Nate sets his lunch sack and a bottle of pop on the table. “We missed you at Booster Thursday.” He leaves the statement open, waiting for an explanation.
Crap.
“Yeah,” I say, straightening. “Uh, something came up and—wait. We?”
“Me and Mr. Garcia. The supervisor. So are you coming this week? Like—still interested in the club?”
“Of course!” Still need to convince Dad I’m adjusting.
“Good.” Nate nods to himself. “Because no one else came last week, and Mr. Garcia and I voted and made you secretary.”
I choke on my sandwich. “What?”
Kody prods me. “Isn’t a secretary, like. Supposed to take notes and stuff?”
“Yeah. Some start she’s off to, eh?” Nate grins and extends his hand. “I’m Nate.”
“Kody.”
“You guys mind if I
join you?”
Kody looks from him to me. I’m not sure which of us looks more surprised: me, at my new appointment, or Kody, at the fact that the boy about whom she is telepathically shouting WTF HE’S HOT has asked to sit at our table.
“Please,” I say.
“Thanks.” Nate scoots up a chair. Then, looking around and spying Kody’s lunchbox on the table, “Oh,” he says. “You like Lucy Killman?”

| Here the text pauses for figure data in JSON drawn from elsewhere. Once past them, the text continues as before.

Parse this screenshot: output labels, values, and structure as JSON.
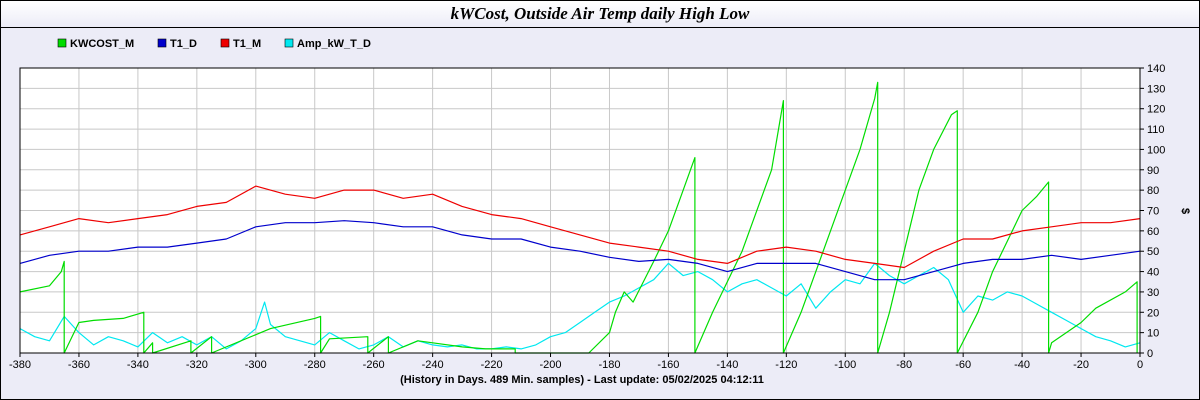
{
  "chart_data": {
    "type": "line",
    "title": "kWCost, Outside Air Temp daily High Low",
    "xlabel": "(History in Days. 489 Min. samples) - Last update: 05/02/2025 04:12:11",
    "ylabel": "$",
    "xlim": [
      -380,
      0
    ],
    "ylim": [
      0,
      140
    ],
    "x_ticks": [
      -380,
      -360,
      -340,
      -320,
      -300,
      -280,
      -260,
      -240,
      -220,
      -200,
      -180,
      -160,
      -140,
      -120,
      -100,
      -80,
      -60,
      -40,
      -20,
      0
    ],
    "y_ticks": [
      0,
      10,
      20,
      30,
      40,
      50,
      60,
      70,
      80,
      90,
      100,
      110,
      120,
      130,
      140
    ],
    "grid": true,
    "legend_position": "top-left",
    "series": [
      {
        "name": "KWCOST_M",
        "color": "#00dd00",
        "x": [
          -380,
          -370,
          -366,
          -365,
          -365,
          -360,
          -355,
          -345,
          -338,
          -338,
          -335,
          -335,
          -322,
          -322,
          -315,
          -315,
          -300,
          -295,
          -280,
          -278,
          -278,
          -275,
          -262,
          -262,
          -255,
          -255,
          -245,
          -240,
          -230,
          -222,
          -212,
          -212,
          -200,
          -195,
          -187,
          -187,
          -180,
          -178,
          -175,
          -172,
          -165,
          -160,
          -155,
          -151,
          -151,
          -145,
          -135,
          -125,
          -121,
          -121,
          -115,
          -105,
          -95,
          -90,
          -89,
          -89,
          -85,
          -80,
          -75,
          -70,
          -64,
          -63,
          -62,
          -62,
          -55,
          -50,
          -45,
          -40,
          -35,
          -31,
          -31,
          -30,
          -20,
          -15,
          -5,
          -1,
          -1
        ],
        "y": [
          30,
          33,
          40,
          45,
          0,
          15,
          16,
          17,
          20,
          0,
          5,
          0,
          6,
          0,
          8,
          0,
          9,
          12,
          17,
          18,
          0,
          7,
          8,
          0,
          8,
          0,
          6,
          5,
          3,
          2,
          2,
          0,
          0,
          0,
          0,
          0,
          10,
          20,
          30,
          25,
          45,
          60,
          80,
          96,
          0,
          20,
          50,
          90,
          124,
          0,
          20,
          60,
          100,
          125,
          133,
          0,
          20,
          50,
          80,
          100,
          117,
          118,
          119,
          0,
          20,
          40,
          55,
          70,
          77,
          84,
          0,
          5,
          15,
          22,
          30,
          35,
          0
        ]
      },
      {
        "name": "T1_D",
        "color": "#0000cc",
        "x": [
          -380,
          -370,
          -360,
          -350,
          -340,
          -330,
          -320,
          -310,
          -300,
          -290,
          -280,
          -270,
          -260,
          -250,
          -240,
          -230,
          -220,
          -210,
          -200,
          -190,
          -180,
          -170,
          -160,
          -150,
          -140,
          -130,
          -120,
          -110,
          -100,
          -90,
          -80,
          -70,
          -60,
          -50,
          -40,
          -30,
          -20,
          -10,
          0
        ],
        "y": [
          44,
          48,
          50,
          50,
          52,
          52,
          54,
          56,
          62,
          64,
          64,
          65,
          64,
          62,
          62,
          58,
          56,
          56,
          52,
          50,
          47,
          45,
          46,
          44,
          40,
          44,
          44,
          44,
          40,
          36,
          36,
          40,
          44,
          46,
          46,
          48,
          46,
          48,
          50
        ]
      },
      {
        "name": "T1_M",
        "color": "#ee0000",
        "x": [
          -380,
          -370,
          -360,
          -350,
          -340,
          -330,
          -320,
          -310,
          -300,
          -290,
          -280,
          -270,
          -260,
          -250,
          -240,
          -230,
          -220,
          -210,
          -200,
          -190,
          -180,
          -170,
          -160,
          -150,
          -140,
          -130,
          -120,
          -110,
          -100,
          -90,
          -80,
          -70,
          -60,
          -50,
          -40,
          -30,
          -20,
          -10,
          0
        ],
        "y": [
          58,
          62,
          66,
          64,
          66,
          68,
          72,
          74,
          82,
          78,
          76,
          80,
          80,
          76,
          78,
          72,
          68,
          66,
          62,
          58,
          54,
          52,
          50,
          46,
          44,
          50,
          52,
          50,
          46,
          44,
          42,
          50,
          56,
          56,
          60,
          62,
          64,
          64,
          66
        ]
      },
      {
        "name": "Amp_kW_T_D",
        "color": "#00e8f0",
        "x": [
          -380,
          -375,
          -370,
          -365,
          -360,
          -355,
          -350,
          -345,
          -340,
          -335,
          -330,
          -325,
          -320,
          -315,
          -310,
          -305,
          -300,
          -297,
          -295,
          -290,
          -285,
          -280,
          -275,
          -270,
          -265,
          -260,
          -255,
          -250,
          -245,
          -240,
          -235,
          -230,
          -225,
          -220,
          -215,
          -210,
          -205,
          -200,
          -195,
          -190,
          -185,
          -180,
          -175,
          -170,
          -165,
          -160,
          -155,
          -150,
          -145,
          -140,
          -135,
          -130,
          -125,
          -120,
          -115,
          -110,
          -105,
          -100,
          -95,
          -90,
          -85,
          -80,
          -75,
          -70,
          -65,
          -60,
          -55,
          -50,
          -45,
          -40,
          -35,
          -30,
          -25,
          -20,
          -15,
          -10,
          -5,
          0
        ],
        "y": [
          12,
          8,
          6,
          18,
          10,
          4,
          8,
          6,
          3,
          10,
          5,
          8,
          4,
          8,
          2,
          6,
          12,
          25,
          14,
          8,
          6,
          4,
          10,
          6,
          2,
          4,
          8,
          3,
          6,
          4,
          3,
          4,
          2,
          2,
          3,
          2,
          4,
          8,
          10,
          15,
          20,
          25,
          28,
          32,
          36,
          44,
          38,
          40,
          36,
          30,
          34,
          36,
          32,
          28,
          34,
          22,
          30,
          36,
          34,
          44,
          38,
          34,
          38,
          42,
          36,
          20,
          28,
          26,
          30,
          28,
          24,
          20,
          16,
          12,
          8,
          6,
          3,
          5
        ]
      }
    ]
  }
}
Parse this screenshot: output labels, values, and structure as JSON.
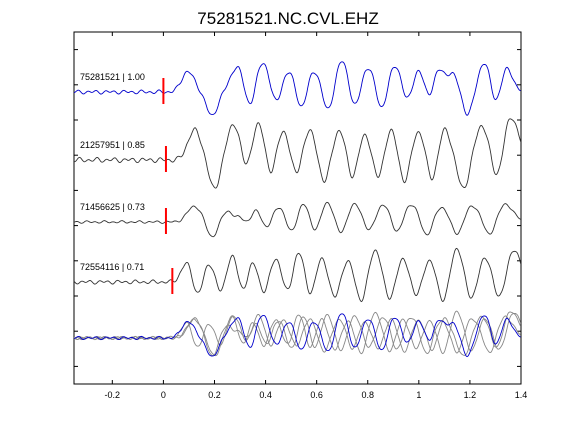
{
  "chart_data": {
    "type": "line",
    "title": "75281521.NC.CVL.EHZ",
    "xlim": [
      -0.35,
      1.4
    ],
    "x_ticks": [
      "-0.2",
      "0",
      "0.2",
      "0.4",
      "0.6",
      "0.8",
      "1",
      "1.2",
      "1.4"
    ],
    "x_tick_values": [
      -0.2,
      0,
      0.2,
      0.4,
      0.6,
      0.8,
      1.0,
      1.2,
      1.4
    ],
    "y_ticks_count": 10,
    "grid": false,
    "colors": {
      "primary": "#0000cc",
      "secondary": "#333333",
      "stack": "#888888",
      "pick": "#ff0000"
    },
    "series": [
      {
        "name": "75281521 | 1.00",
        "event": "75281521",
        "correlation": "1.00",
        "color": "#0000cc",
        "pick_time": 0.0
      },
      {
        "name": "21257951 | 0.85",
        "event": "21257951",
        "correlation": "0.85",
        "color": "#333333",
        "pick_time": 0.01
      },
      {
        "name": "71456625 | 0.73",
        "event": "71456625",
        "correlation": "0.73",
        "color": "#333333",
        "pick_time": 0.01
      },
      {
        "name": "72554116 | 0.71",
        "event": "72554116",
        "correlation": "0.71",
        "color": "#333333",
        "pick_time": 0.035
      }
    ],
    "waveform_peaks_s": [
      [
        0.09,
        0.29,
        0.39,
        0.49,
        0.59,
        0.7,
        0.8,
        0.91,
        1.0,
        1.08,
        1.12,
        1.26,
        1.34
      ],
      [
        0.12,
        0.28,
        0.37,
        0.47,
        0.57,
        0.69,
        0.79,
        0.89,
        1.0,
        1.1,
        1.25,
        1.36
      ],
      [
        0.12,
        0.26,
        0.3,
        0.36,
        0.45,
        0.55,
        0.64,
        0.75,
        0.86,
        0.97,
        1.09,
        1.21,
        1.34
      ],
      [
        0.09,
        0.18,
        0.27,
        0.35,
        0.44,
        0.53,
        0.62,
        0.72,
        0.83,
        0.94,
        1.04,
        1.15,
        1.26,
        1.37
      ]
    ]
  }
}
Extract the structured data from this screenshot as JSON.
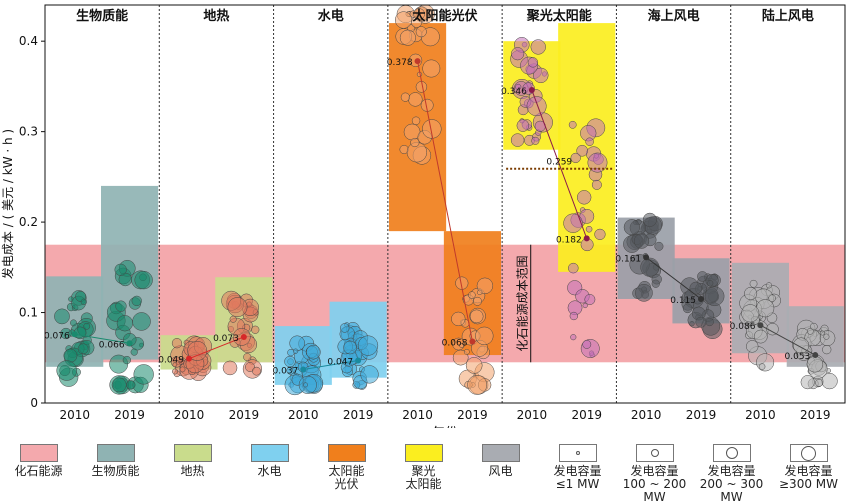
{
  "chart_data": {
    "type": "scatter",
    "ylabel": "发电成本 / ( 美元 / kW · h )",
    "xlabel": "年份",
    "ylim": [
      0,
      0.44
    ],
    "yticks": [
      "0",
      "0.1",
      "0.2",
      "0.3",
      "0.4"
    ],
    "grid": false,
    "legend_placement": "bottom",
    "fossil_range": [
      0.045,
      0.175
    ],
    "fossil_range_label": "化石能源成本范围",
    "panels": [
      {
        "name": "生物质能",
        "color": "#1a8a6e",
        "box_color": "#8fb3b3",
        "years": [
          "2010",
          "2019"
        ],
        "medians": [
          0.076,
          0.066
        ],
        "median_labels": [
          "0.076",
          "0.066"
        ],
        "boxes": [
          [
            0.04,
            0.14
          ],
          [
            0.048,
            0.24
          ]
        ],
        "median_marker_color": "#1a8a6e"
      },
      {
        "name": "地热",
        "color": "#e07a5f",
        "box_color": "#c9dc8c",
        "years": [
          "2010",
          "2019"
        ],
        "medians": [
          0.049,
          0.073
        ],
        "median_labels": [
          "0.049",
          "0.073"
        ],
        "boxes": [
          [
            0.037,
            0.075
          ],
          [
            0.045,
            0.139
          ]
        ],
        "median_marker_color": "#d62728"
      },
      {
        "name": "水电",
        "color": "#3fa9d9",
        "box_color": "#7fd0ef",
        "years": [
          "2010",
          "2019"
        ],
        "medians": [
          0.037,
          0.047
        ],
        "median_labels": [
          "0.037",
          "0.047"
        ],
        "boxes": [
          [
            0.02,
            0.085
          ],
          [
            0.028,
            0.112
          ]
        ],
        "median_marker_color": "#1a8a9e"
      },
      {
        "name": "太阳能光伏",
        "color": "#f2a36b",
        "box_color": "#f07f1c",
        "years": [
          "2010",
          "2019"
        ],
        "medians": [
          0.378,
          0.068
        ],
        "median_labels": [
          "0.378",
          "0.068"
        ],
        "boxes": [
          [
            0.19,
            0.42
          ],
          [
            0.053,
            0.19
          ]
        ],
        "median_marker_color": "#c0392b"
      },
      {
        "name": "聚光太阳能",
        "color": "#c26fb8",
        "box_color": "#fbee1f",
        "years": [
          "2010",
          "2019"
        ],
        "medians": [
          0.346,
          0.182
        ],
        "median_labels": [
          "0.346",
          "0.182"
        ],
        "boxes": [
          [
            0.28,
            0.4
          ],
          [
            0.145,
            0.42
          ]
        ],
        "median_marker_color": "#8b1a4a",
        "extra_line": {
          "value": 0.259,
          "label": "0.259"
        }
      },
      {
        "name": "海上风电",
        "color": "#555a5f",
        "box_color": "#9aa0a8",
        "years": [
          "2010",
          "2019"
        ],
        "medians": [
          0.161,
          0.115
        ],
        "median_labels": [
          "0.161",
          "0.115"
        ],
        "boxes": [
          [
            0.115,
            0.205
          ],
          [
            0.088,
            0.16
          ]
        ],
        "median_marker_color": "#333"
      },
      {
        "name": "陆上风电",
        "color": "#b5b5b5",
        "box_color": "#a9acb2",
        "years": [
          "2010",
          "2019"
        ],
        "medians": [
          0.086,
          0.053
        ],
        "median_labels": [
          "0.086",
          "0.053"
        ],
        "boxes": [
          [
            0.055,
            0.155
          ],
          [
            0.04,
            0.107
          ]
        ],
        "median_marker_color": "#444"
      }
    ]
  },
  "legend": [
    {
      "label": "化石能源",
      "swatch": "#f4a9ad",
      "kind": "box"
    },
    {
      "label": "生物质能",
      "swatch": "#8fb3b3",
      "kind": "box"
    },
    {
      "label": "地热",
      "swatch": "#c9dc8c",
      "kind": "box"
    },
    {
      "label": "水电",
      "swatch": "#7fd0ef",
      "kind": "box"
    },
    {
      "label": "太阳能\n光伏",
      "swatch": "#f07f1c",
      "kind": "box"
    },
    {
      "label": "聚光\n太阳能",
      "swatch": "#fbee1f",
      "kind": "box"
    },
    {
      "label": "风电",
      "swatch": "#a9acb2",
      "kind": "box"
    },
    {
      "label": "发电容量\n≤1 MW",
      "kind": "circle",
      "size": 4
    },
    {
      "label": "发电容量\n100 ~ 200 MW",
      "kind": "circle",
      "size": 8
    },
    {
      "label": "发电容量\n200 ~ 300 MW",
      "kind": "circle",
      "size": 12
    },
    {
      "label": "发电容量\n≥300 MW",
      "kind": "circle",
      "size": 15
    }
  ]
}
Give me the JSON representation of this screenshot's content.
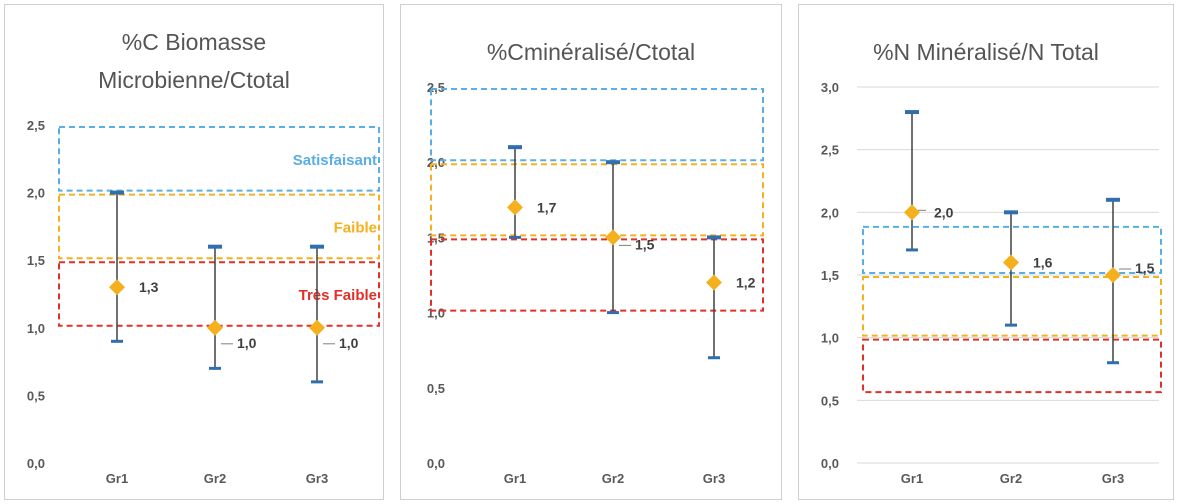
{
  "chart_data": [
    {
      "type": "scatter",
      "title_lines": [
        "%C Biomasse",
        "Microbienne/Ctotal"
      ],
      "categories": [
        "Gr1",
        "Gr2",
        "Gr3"
      ],
      "values": [
        1.3,
        1.0,
        1.0
      ],
      "value_labels": [
        "1,3",
        "1,0",
        "1,0"
      ],
      "error_low": [
        0.9,
        0.7,
        0.6
      ],
      "error_high": [
        2.0,
        1.6,
        1.6
      ],
      "ylim": [
        0,
        2.5
      ],
      "yticks": [
        "0,0",
        "0,5",
        "1,0",
        "1,5",
        "2,0",
        "2,5"
      ],
      "grid": false,
      "zones": [
        {
          "name": "Satisfaisant",
          "from": 2.0,
          "to": 2.5,
          "color": "#5aaee6"
        },
        {
          "name": "Faible",
          "from": 1.5,
          "to": 2.0,
          "color": "#f5b01d"
        },
        {
          "name": "Très Faible",
          "from": 1.0,
          "to": 1.5,
          "color": "#e0302a"
        }
      ]
    },
    {
      "type": "scatter",
      "title_lines": [
        "%Cminéralisé/Ctotal"
      ],
      "categories": [
        "Gr1",
        "Gr2",
        "Gr3"
      ],
      "values": [
        1.7,
        1.5,
        1.2
      ],
      "value_labels": [
        "1,7",
        "1,5",
        "1,2"
      ],
      "error_low": [
        1.5,
        1.0,
        0.7
      ],
      "error_high": [
        2.1,
        2.0,
        1.5
      ],
      "ylim": [
        0,
        2.5
      ],
      "yticks": [
        "0,0",
        "0,5",
        "1,0",
        "1,5",
        "2,0",
        "2,5"
      ],
      "grid": false,
      "zones": [
        {
          "name": "",
          "from": 2.0,
          "to": 2.5,
          "color": "#5aaee6"
        },
        {
          "name": "",
          "from": 1.5,
          "to": 2.0,
          "color": "#f5b01d"
        },
        {
          "name": "",
          "from": 1.0,
          "to": 1.5,
          "color": "#e0302a"
        }
      ]
    },
    {
      "type": "scatter",
      "title_lines": [
        "%N Minéralisé/N Total"
      ],
      "categories": [
        "Gr1",
        "Gr2",
        "Gr3"
      ],
      "values": [
        2.0,
        1.6,
        1.5
      ],
      "value_labels": [
        "2,0",
        "1,6",
        "1,5"
      ],
      "error_low": [
        1.7,
        1.1,
        0.8
      ],
      "error_high": [
        2.8,
        2.0,
        2.1
      ],
      "ylim": [
        0,
        3.0
      ],
      "yticks": [
        "0,0",
        "0,5",
        "1,0",
        "1,5",
        "2,0",
        "2,5",
        "3,0"
      ],
      "grid": true,
      "zones": [
        {
          "name": "",
          "from": 1.5,
          "to": 1.9,
          "color": "#5aaee6"
        },
        {
          "name": "",
          "from": 1.0,
          "to": 1.5,
          "color": "#f5b01d"
        },
        {
          "name": "",
          "from": 0.55,
          "to": 1.0,
          "color": "#e0302a"
        }
      ]
    }
  ],
  "colors": {
    "marker": "#f5b01d",
    "error_bar": "#404040",
    "error_cap": "#2f6fae",
    "axis_text": "#595959",
    "gridline": "#d9d9d9"
  }
}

And Kody’s eyes about fly from her head.
∞
I am picking through a lunch sack in my gloves after school—ugh, scraped-off pizza cheese!—when there is an abrupt kong kong! behind me on one of the dumpsters.
I leap to my feet, swearing. I’d clamp a hand over my heart if it weren’t covered in Fanta and cookie crumbs. “Can’t you just say ‘hi’ like a normal person?”
Brand flashes his devil smile. “Hi.”
I roll my eyes and crouch back down. The steady throb of lastday, lastday, lastday in my veins is too deep, too industrial to be disturbed by the likes of Brand Sayers—Mystery Man or not.
He rubs his hands together. “Any luck?”
I shake a lock of ramen from my hand as he helps himself to a bag. “None.”
We work in silence. I want to ask Brand about the party, but I don’t know how. From what Shawn said, it’s almost like I ought to be acquainted with him. Did I take shots with Brand, or one of his band mates? Were we talking on the sofa? Doing something . . . other than talking?
Oh god.
“You okay, Lemon?”
“Fine.” I cover my mouth with an arm. “Just got a whiff of Wednesday chili.”
I change out bags and force my thoughts back to the search.
“Hey.”
I look up. Brand is leaning against one of the dumpsters and regarding me intently. For a moment I wonder if he has somehow read my desperation to talk to him and my stomach flutters.
But what he says is, “Nice work with Kody.”
“Oh.” The comment is unexpected and feels strangely intimate, as though he has complimented me on my favorite books or the scent of my shampoo. “Thanks.”
Brand lingers against the dumpster. The pause is a little too long, too heavy between us to be the end of the conversation. It feels like a transition: like he’s opening up the stage for something to be said. Whether by him or me, I don’t know.